Management et idéologie

Le management est un produit culturel et, comme tout produit culturel, il se trouve traversé par le champ de l’idéologie. En déniant à l’organisation son caractère problématique, les théories du changement à l’américaine apparaissent essentiellement comme des théories de la communication et du comportement ; les potentiels antagonismes entre les valeurs des membres de l’organisation sont évacués, la croyance en un consensus global quant aux objectifs généraux est renforcée : les conflits sont traités sur le plan psychologique.

Pour bon nombre de consultants, héritiers sans le savoir de l’Organizational Development, la conduite du changement est fondamentalement une affaire de com’. Et tout n’est finalement qu’une histoire de non-dits ou de malentendus. Alors, on se dit les choses et on est convaincu que ça ira mieux ; comme si les choses n’étaient pas encastrées dans le poids des structures et les modes de fonctionnement. En dernière instance, l’approche consensualiste tente d’intégrer l’individu et l’organisation dans une perspective de nécessaire harmonie. Mais où se terminent les sciences du comportement et où commence le conditionnement ? Travailler plus, plus efficacement et plus vite, certes – mais à quel prix ?

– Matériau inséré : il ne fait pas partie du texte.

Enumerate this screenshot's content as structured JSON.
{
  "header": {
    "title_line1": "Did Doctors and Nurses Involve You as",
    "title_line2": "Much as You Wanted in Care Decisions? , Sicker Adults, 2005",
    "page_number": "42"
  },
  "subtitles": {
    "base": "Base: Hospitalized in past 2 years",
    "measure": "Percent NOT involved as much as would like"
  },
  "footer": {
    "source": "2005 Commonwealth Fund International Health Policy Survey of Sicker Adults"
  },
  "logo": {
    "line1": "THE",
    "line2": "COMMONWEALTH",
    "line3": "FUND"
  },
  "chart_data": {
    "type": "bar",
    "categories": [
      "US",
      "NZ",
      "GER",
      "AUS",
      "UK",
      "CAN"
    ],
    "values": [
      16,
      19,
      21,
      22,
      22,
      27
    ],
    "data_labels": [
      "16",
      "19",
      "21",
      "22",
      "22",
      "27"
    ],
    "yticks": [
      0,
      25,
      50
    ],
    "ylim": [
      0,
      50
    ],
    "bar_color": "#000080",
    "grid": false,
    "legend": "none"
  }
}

Amado, Faucheux et Laurent, questionnent également la posture du consultant lui-même. A leurs yeux, il conviendrait d’accepter l’idée qu’un consultant qui est, de fait, payé par son client (un manager, le plus souvent) travaille d’abord pour ce dernier et éventuellement contre ses subordonnées. Comme dirait Napoléon : « La main qui donne est au-dessus de la main qui reçoit ». L’alternative, selon eux, serait l’intervention de consultants différents sur des périmètres différents et au contact d’interlocuteurs différents, ce dans le but de contrecarrer l’illusion de l’organisation a-conflictuelle.

Analyser les représentations sociales du management et adopter une vision culturelle du phénomène organisationnel permet d’interpréter les pratiques managériales en dégageant les valeurs, présupposés, idées-forces sous-jacentes qui leur confèrent un sens ou, du moins, une couleur particulière. Se priver de cette démarche reviendrait à nier toute la trame idéologique et la réalité symbolique des organisations sociales ; ce qui est, malheureusement, trop souvent le cas. Aussi, réinvestissons l’héritage de l’école française de gestion pour trouver l’équilibre entre pragmatisme et esprit critique. « L’important pour un système social n’est pas tant de partager des valeurs dans une sorte de conformisme appauvrissant mais bien de faire vivre et produire la coexistence des différences », affirmait Renaud Sainsaulieu.

Par Quentin Mermet, le 22 mars 2020.